Stern Signature Projects
Faculty: TBD
Date/Time: TBD
To apply, see Office of Student Engagement

Stern Signature Projects (SSP) is an experiential platform that provides unique applied learning opportunities which align Stern MBAs with leading faculty and research centers with the NYU network to tackle complex questions and leverage system-level thinking to help solve some of the greatest challenges of the 21st century. Anyone can read business concepts in a textbook, but through SSP our students have the chance to tackle those issues in real time.
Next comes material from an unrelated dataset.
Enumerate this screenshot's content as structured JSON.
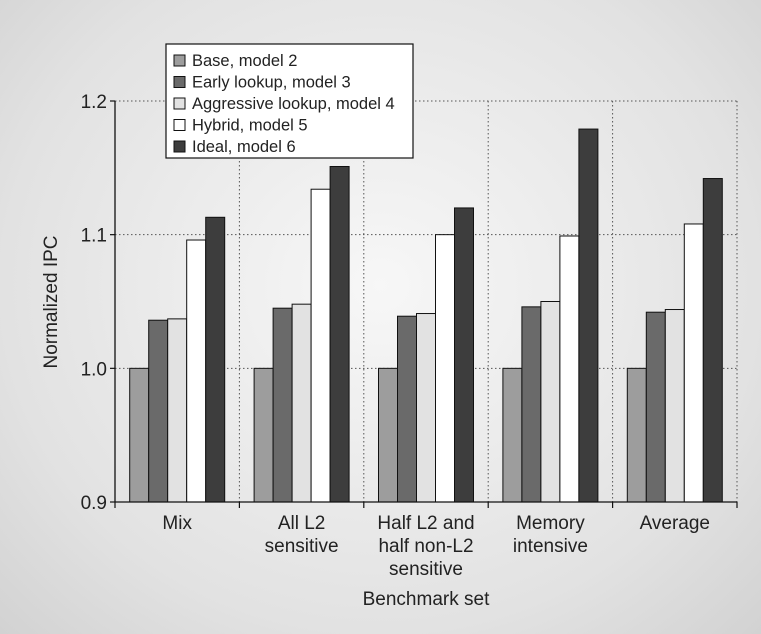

Information, Operations, and Management Sciences

OPS in ENT: Las Vegas
OPMG-GB.2313.0A (3.0 Credits)
Prof. Harry Chernoff
Trip and Pre-/Post-trip meetings (see syllabus)
See syllabus for application

When we think of entertainment, perhaps the most popular location that comes to mind is Las Vegas. Behind the glitter and excitement in Las Vegas are industries dedicated to supplying entertainment to customers. Operations addresses the supply side of business, including how products are produced and how services are supplied. This course goes behind the scenes in Las Vegas to observe and analyze the operations involved in performing this supply function. It presents an opportunity to observe and study the entertainment industry including strategy formation and decision-making that are quite unique. The underlying driver is certainly gaming, but the industries surrounding the various forms of gambling have become major profit centers separate from the millions made on the casino floors. During a one-week visit to Las Vegas, students will observe and study some of the major operating industries that comprise the broad scope of entertainment in this city.